In a commentary published in the web edition of National Catholic Reporter, Woo wrote that "ÔCan't be done' was not part of the Maryknoll Sisters' vocabulary. With their lives, the sisters challenged those they taught to not just pursue personal goals, but to serve and to claim others as brothers and sisters." Through example, they also taught their students to approach their lives with joy, humor and a sense of adventure.

Woo took it all to heart, especially the part about rising to new challenges.

Uncommon excellence
"My expertise is certainly not in international development; every one of my (CRS) colleagues knows more about this than I do," Woo told Catholic Health World. "But I've always been a strategy person and an organizational development person. It's not good enough to care about the common good. You've got to do your work with uncommon excellence. In order to have uncommon excellence, you have to have your processes and systems to be the best, the most efficient. You also want to be sure you're innovating. Doing things the three-years-ago way is not sufficient. And you want to make sure the direction you're going aligns with the external environment."

The big picture
So, while CRS staff stay focused on delivering quality programs in the field, Woo will apply herself to developing the agency's big picture strategies. Sustainability is one of her watchwords — both for the organization and the projects it engenders.

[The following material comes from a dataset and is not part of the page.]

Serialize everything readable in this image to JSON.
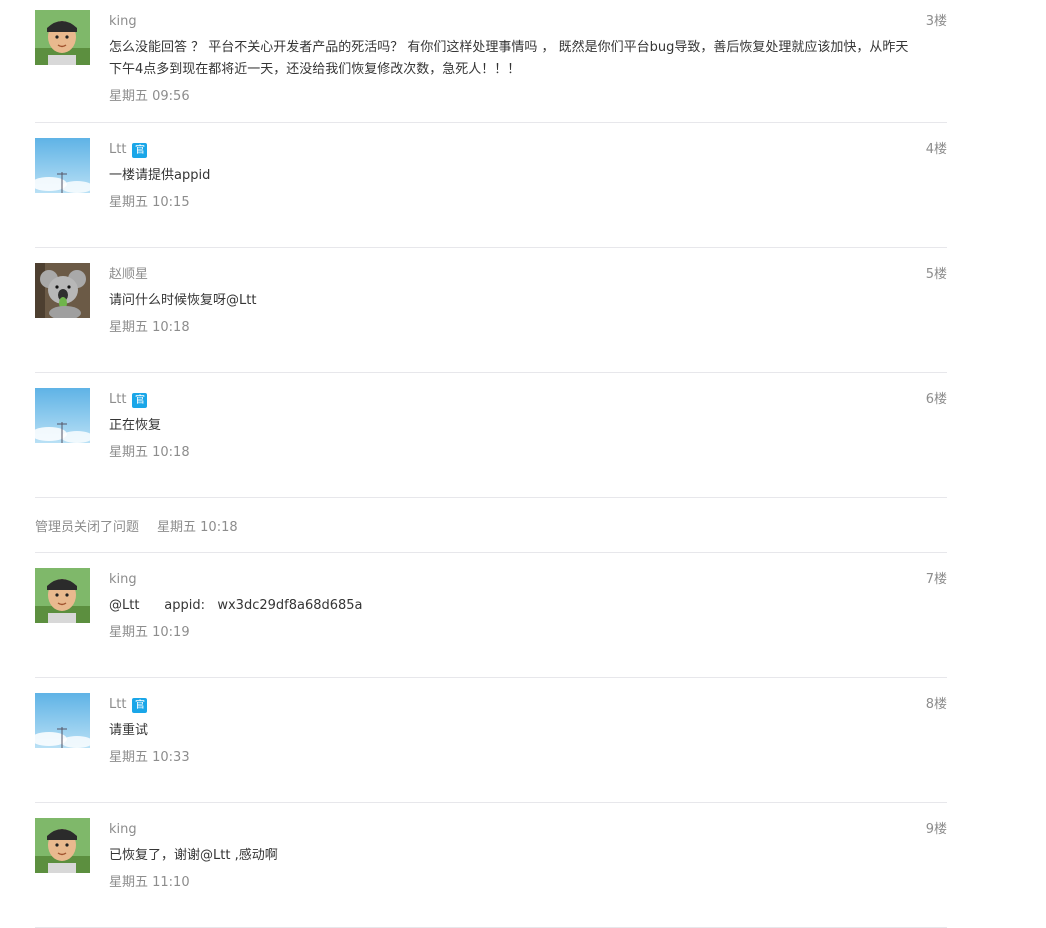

She cites CRS' post-earthquake reconstruction work in one neighborhood in Port-au-Prince, Haiti, as an example of the organization's approach to sustainability and problem solving.

When a group of neighbors came to CRS last year asking for help in rebuilding their homes, the response led to the creation of a locally owned business. Before the homes could be rebuilt, the rubble had to be cleared. There were no bulldozers available for that work, but even if there had been, the neighborhood was on a steep mountainside, inaccessible by road. The CRS solution involved hand-cranked rubble crushers. The agency trained a local man to turn rubble crushing into a business.

"And then that entrepreneur hires seven people for two shifts, so in that little zone you've already created 15 jobs," Woo said. The sand and gravel has value — CRS buys it to mix with cement to make concrete to build shelters. "Now you've pumped some money into the economy and we don't have to import the sand and gravel. Not only did we address this problem, but we created jobs and a product. We're always looking at multiple dimensions," Woo said.

Success opens other opportunities too. For example, when CRS lays pipe to bring clean water to a remote area in a poor underdeveloped country, "women and young girls won't have to spend four hours of their day getting water," Woo said. "What will we do with those four hours? Are we talking literacy training? And what are the social issues that have to be addressed in order for that school to be endorsed by that community? And just because you have water, doesn't make life better. You have to teach hygiene. We think about all of those things.

"It is efficiency, but it's also a value system," said Woo. "We always recognize that those resources aren't coming to us, but through us."